There are many laments in the book of Psalms. This is something that struck me anew when I preached through some of them this past summer. Suffering and sorrow are part of life in a fallen world, and lament is a resource the Christian faith provides to help God’s people endure under trial. But how do you lament?
I’m much more of a thinker than a feeler. Obviously, I have emotions, since I’m created in the image of God. But the thought of lamenting has always seemed so abstract. “When I lament, what do I say? If tears don’t come down my eyes, does that count?” I wasn’t sure exactly what this meant until I got concrete help from Mark Vroegop.
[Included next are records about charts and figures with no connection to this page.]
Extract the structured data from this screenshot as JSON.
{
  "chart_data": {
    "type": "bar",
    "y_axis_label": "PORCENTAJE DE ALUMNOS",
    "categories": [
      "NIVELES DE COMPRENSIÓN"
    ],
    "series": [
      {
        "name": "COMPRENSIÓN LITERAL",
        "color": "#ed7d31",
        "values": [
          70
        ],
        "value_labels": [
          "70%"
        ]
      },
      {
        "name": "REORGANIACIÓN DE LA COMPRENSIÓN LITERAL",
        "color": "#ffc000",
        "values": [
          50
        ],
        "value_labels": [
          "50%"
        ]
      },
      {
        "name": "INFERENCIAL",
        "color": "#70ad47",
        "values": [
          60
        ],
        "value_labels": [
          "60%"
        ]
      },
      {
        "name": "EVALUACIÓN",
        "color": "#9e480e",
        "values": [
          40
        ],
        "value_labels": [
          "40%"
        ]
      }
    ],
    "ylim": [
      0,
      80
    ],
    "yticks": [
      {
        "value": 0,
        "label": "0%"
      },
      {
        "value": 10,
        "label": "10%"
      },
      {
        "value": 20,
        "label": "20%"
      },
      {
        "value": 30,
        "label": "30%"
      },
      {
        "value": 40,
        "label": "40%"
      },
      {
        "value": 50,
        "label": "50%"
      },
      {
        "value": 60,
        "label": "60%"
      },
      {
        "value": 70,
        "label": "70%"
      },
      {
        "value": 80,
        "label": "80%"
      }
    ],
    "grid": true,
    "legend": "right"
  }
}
In his book Dark Clouds, Deep Mercy: Discovering the Grace of Lament, Vroegop defines a lament as: “A loud cry, a howl, or a passionate expression of grief” (28). He says that it’s “A prayer in pain that leads to trust” (28).
As he points out, lamenting involves two questions:
1. “Where are you, God?”
2. “If you love me, why is this happening?” 1
Per Vroegop, this is how you lament: 2
1. Turn: Turn to God in prayer.
2. Complain: Voice your pain to God. Identify in blunt, specific language, the pain or injustice you are feeling.
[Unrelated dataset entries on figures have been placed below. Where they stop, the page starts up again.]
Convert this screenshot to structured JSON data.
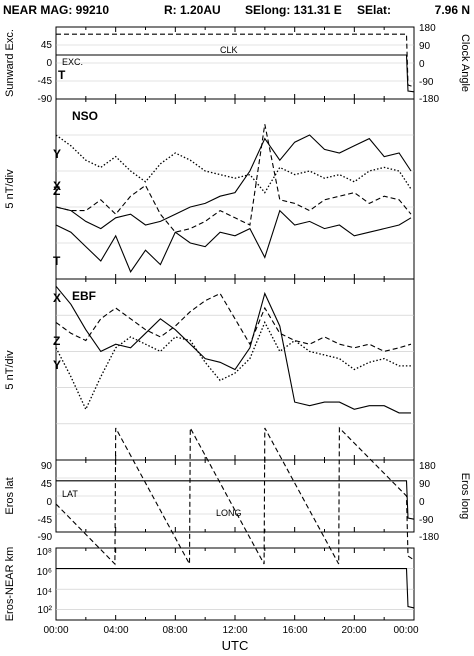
{
  "header": {
    "title": "NEAR MAG: 99210",
    "r": "R: 1.20AU",
    "selong": "SElong: 131.31 E",
    "selat": "SElat:",
    "selat_value": "7.96 N"
  },
  "x_axis": {
    "label": "UTC",
    "tick_labels": [
      "00:00",
      "04:00",
      "08:00",
      "12:00",
      "16:00",
      "20:00",
      "00:00"
    ],
    "range_hours": [
      0,
      24
    ]
  },
  "chart_data": [
    {
      "type": "line",
      "panel": "sunward-clock",
      "ylabel": "Sunward Exc.",
      "ylabel_right": "Clock Angle",
      "yticks_left": [
        "45",
        "0",
        "-45",
        "-90"
      ],
      "yticks_right": [
        "180",
        "90",
        "0",
        "-90",
        "-180"
      ],
      "ylim": [
        -90,
        90
      ],
      "labels": [
        "EXC.",
        "CLK",
        "T"
      ],
      "series": [
        {
          "name": "EXC.",
          "style": "solid",
          "x": [
            0,
            23.5,
            23.6,
            24
          ],
          "y": [
            20,
            20,
            -70,
            -72
          ]
        },
        {
          "name": "CLK",
          "style": "dashed",
          "x": [
            0,
            23.5,
            23.6,
            24
          ],
          "y": [
            72,
            72,
            -55,
            -60
          ]
        }
      ]
    },
    {
      "type": "line",
      "panel": "nso",
      "title": "NSO",
      "ylabel": "5 nT/div",
      "labels": [
        "Y",
        "X",
        "Z",
        "T"
      ],
      "series": [
        {
          "name": "Y",
          "style": "dotted",
          "x": [
            0,
            1,
            2,
            3,
            4,
            5,
            6,
            7,
            8,
            9,
            10,
            11,
            12,
            13,
            14,
            15,
            16,
            17,
            18,
            19,
            20,
            21,
            22,
            23,
            23.8
          ],
          "y": [
            8.0,
            7.4,
            6.6,
            6.2,
            6.8,
            6.0,
            5.4,
            6.4,
            7.0,
            6.6,
            6.0,
            5.8,
            5.6,
            5.8,
            4.8,
            6.2,
            5.8,
            6.0,
            5.6,
            5.8,
            5.4,
            6.0,
            6.2,
            6.0,
            5.0
          ]
        },
        {
          "name": "X",
          "style": "solid",
          "x": [
            0,
            1,
            2,
            3,
            4,
            5,
            6,
            7,
            8,
            9,
            10,
            11,
            12,
            13,
            14,
            15,
            16,
            17,
            18,
            19,
            20,
            21,
            22,
            23,
            23.8
          ],
          "y": [
            4.0,
            3.8,
            3.2,
            2.8,
            3.4,
            3.6,
            3.0,
            3.2,
            3.6,
            4.0,
            4.2,
            4.6,
            4.8,
            6.0,
            7.8,
            6.6,
            7.6,
            8.0,
            7.2,
            7.0,
            7.4,
            7.8,
            6.8,
            7.0,
            6.0
          ]
        },
        {
          "name": "Z",
          "style": "dashed",
          "x": [
            0,
            1,
            2,
            3,
            4,
            5,
            6,
            7,
            8,
            9,
            10,
            11,
            12,
            13,
            14,
            15,
            16,
            17,
            18,
            19,
            20,
            21,
            22,
            23,
            23.8
          ],
          "y": [
            4.0,
            3.8,
            3.8,
            4.4,
            3.6,
            4.6,
            5.2,
            3.6,
            2.6,
            2.8,
            3.2,
            3.8,
            3.4,
            3.0,
            8.6,
            4.4,
            4.2,
            3.8,
            4.4,
            4.6,
            4.8,
            4.2,
            4.6,
            4.4,
            3.6
          ]
        },
        {
          "name": "T",
          "style": "solid",
          "x": [
            0,
            1,
            2,
            3,
            4,
            5,
            6,
            7,
            8,
            9,
            10,
            11,
            12,
            13,
            14,
            15,
            16,
            17,
            18,
            19,
            20,
            21,
            22,
            23,
            23.8
          ],
          "y": [
            3.0,
            2.6,
            1.8,
            1.0,
            2.4,
            0.4,
            1.6,
            0.8,
            2.6,
            2.0,
            1.8,
            2.6,
            2.4,
            2.8,
            1.2,
            3.8,
            3.0,
            3.2,
            2.8,
            3.0,
            2.4,
            2.6,
            2.8,
            3.0,
            3.4
          ]
        }
      ],
      "ylim": [
        0,
        10
      ]
    },
    {
      "type": "line",
      "panel": "ebf",
      "title": "EBF",
      "ylabel": "5 nT/div",
      "labels": [
        "X",
        "Z",
        "Y"
      ],
      "series": [
        {
          "name": "X",
          "style": "solid",
          "x": [
            0,
            1,
            2,
            3,
            4,
            5,
            6,
            7,
            8,
            9,
            10,
            11,
            12,
            13,
            14,
            15,
            16,
            17,
            18,
            19,
            20,
            21,
            22,
            23,
            23.8
          ],
          "y": [
            9.6,
            8.6,
            7.2,
            6.0,
            6.4,
            6.2,
            7.0,
            7.8,
            7.2,
            6.4,
            5.6,
            5.4,
            5.0,
            6.2,
            9.2,
            7.4,
            3.2,
            3.0,
            3.2,
            3.2,
            2.8,
            3.0,
            3.0,
            2.6,
            2.6
          ]
        },
        {
          "name": "Z",
          "style": "dashed",
          "x": [
            0,
            1,
            2,
            3,
            4,
            5,
            6,
            7,
            8,
            9,
            10,
            11,
            12,
            13,
            14,
            15,
            16,
            17,
            18,
            19,
            20,
            21,
            22,
            23,
            23.8
          ],
          "y": [
            7.6,
            7.0,
            6.6,
            7.8,
            8.4,
            7.8,
            7.2,
            6.8,
            7.4,
            8.2,
            8.8,
            9.2,
            7.8,
            6.4,
            8.4,
            7.0,
            6.6,
            6.4,
            6.8,
            6.4,
            6.2,
            6.4,
            6.0,
            6.2,
            6.4
          ]
        },
        {
          "name": "Y",
          "style": "dotted",
          "x": [
            0,
            1,
            2,
            3,
            4,
            5,
            6,
            7,
            8,
            9,
            10,
            11,
            12,
            13,
            14,
            15,
            16,
            17,
            18,
            19,
            20,
            21,
            22,
            23,
            23.8
          ],
          "y": [
            6.2,
            4.6,
            2.8,
            4.6,
            6.2,
            6.8,
            6.4,
            6.0,
            6.8,
            6.6,
            5.4,
            4.4,
            4.8,
            5.6,
            7.6,
            6.0,
            6.6,
            6.0,
            5.8,
            5.6,
            5.0,
            5.4,
            5.6,
            5.2,
            5.2
          ]
        }
      ],
      "ylim": [
        0,
        10
      ]
    },
    {
      "type": "line",
      "panel": "eros-lat-long",
      "ylabel": "Eros lat",
      "ylabel_right": "Eros long",
      "yticks_left": [
        "90",
        "45",
        "0",
        "-45",
        "-90"
      ],
      "yticks_right": [
        "180",
        "90",
        "0",
        "-90",
        "-180"
      ],
      "ylim": [
        -90,
        90
      ],
      "labels": [
        "LAT",
        "LONG"
      ],
      "series": [
        {
          "name": "LAT",
          "style": "solid",
          "x": [
            0,
            23.5,
            23.6,
            24
          ],
          "y": [
            38,
            38,
            -55,
            -58
          ]
        },
        {
          "name": "LONG",
          "style": "dashed",
          "x": [
            0,
            3.95,
            4.0,
            8.95,
            9.0,
            13.95,
            14.0,
            18.95,
            19.0,
            23.5,
            23.6,
            24
          ],
          "y": [
            -20,
            -170,
            170,
            -170,
            170,
            -170,
            170,
            -170,
            170,
            0,
            -150,
            -160
          ]
        }
      ]
    },
    {
      "type": "line",
      "panel": "eros-near-km",
      "ylabel": "Eros-NEAR km",
      "yticks_left": [
        "10⁸",
        "10⁶",
        "10⁴",
        "10²"
      ],
      "y_scale": "log",
      "ylim": [
        10,
        100000000
      ],
      "series": [
        {
          "name": "Eros-NEAR km",
          "style": "solid",
          "x": [
            0,
            23.5,
            23.6,
            24
          ],
          "y": [
            1000000,
            1000000,
            200,
            150
          ]
        }
      ]
    }
  ]
}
3. Ask: Specifically call upon God to act in a way according to his character.
4. Trust: Affirm God’s worthiness to be trusted and continue to praise. Prayer doesn’t always change your circumstances, but it often changes you.
Lament is not the time to be polished or professional. It’s not the time to “get it right.” Put all polish, eloquence, and showiness aside. Just start with what’s on your heart (even if it’s messy) and go from there. When we lament, we follow in the footsteps of Jesus: “In the days of his flesh, Jesus offered up prayers and supplications, with loud cries and tears, to him who was able to save him from death, and he was heard because of his reverence” (Hebrews 5:7). As a result of Christ’s example, we should have confidence to draw near to God to get the help we need (Hebrews 4:16).
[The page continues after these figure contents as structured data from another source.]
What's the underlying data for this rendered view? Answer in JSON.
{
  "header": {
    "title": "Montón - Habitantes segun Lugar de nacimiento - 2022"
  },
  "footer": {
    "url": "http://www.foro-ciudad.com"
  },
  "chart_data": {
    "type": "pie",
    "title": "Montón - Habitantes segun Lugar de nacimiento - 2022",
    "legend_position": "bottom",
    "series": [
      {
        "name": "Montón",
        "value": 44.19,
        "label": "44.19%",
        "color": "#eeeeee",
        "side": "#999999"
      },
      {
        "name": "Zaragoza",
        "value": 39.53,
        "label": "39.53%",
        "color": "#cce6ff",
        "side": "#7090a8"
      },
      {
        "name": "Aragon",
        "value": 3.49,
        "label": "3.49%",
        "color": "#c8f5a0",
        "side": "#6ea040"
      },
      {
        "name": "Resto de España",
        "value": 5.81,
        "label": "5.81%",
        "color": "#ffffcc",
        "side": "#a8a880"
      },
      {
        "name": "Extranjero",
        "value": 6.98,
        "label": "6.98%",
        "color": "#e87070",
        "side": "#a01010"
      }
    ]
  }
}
Yes, God is sovereign and good. But we live in a fallen world. Because of the world, the flesh, and the devil, there is depression, anxiety, relational strains, and financial struggle. Christians are not immune to these kinds of trials. It’s normal to be going through hard times (1 Peter 4:12), despite a culture that preaches otherwise. Lament doesn’t mean we’ll have all of our questions answered this side of eternity, but it does demonstrate trust in God.
Everyone has something to lament in his or her life: children who are not faithfully walking with Jesus, personal health issues, dealing with unfair criticism, living with unfulfilled desires and dreams. If you are in a good season and can’t think of anything in your personal life to lament for yourself, then consider the pain of the world or a loved one and lament for them.
For you, the temptation might be to white-knuckle through life. You might be one of the types of people that are good at stuffing your feelings. Perhaps you learned this as a coping mechanism through childhood. Though ignoring the pain of life might provide a short-term solution, it does not help us properly deal with our emotions for long-term health. Worse, if you don’t lament, you may become cynical. Your heart will be hardened. You’ll become less sympathetic toward others who suffer. Eventually, bitterness or self-pity may strike.
Lamenting is uncomfortable, but not lamenting makes things worse.
Is there something in your life to lament? You lament by turning to God, telling him your pain, asking him to act in accordance with his character, and trusting him with the results. When you lament, you might feel awkward at first. The silence will be uncomfortable. You may have to navigate dealing with tears. You might utter things aloud that you did not know were in your heart. But lament anyway. Continue to trust God is listening. Continue to turn to God in your pain.
Unless Jesus returns and wipes away every tear, we need to learn to give our tears to Jesus.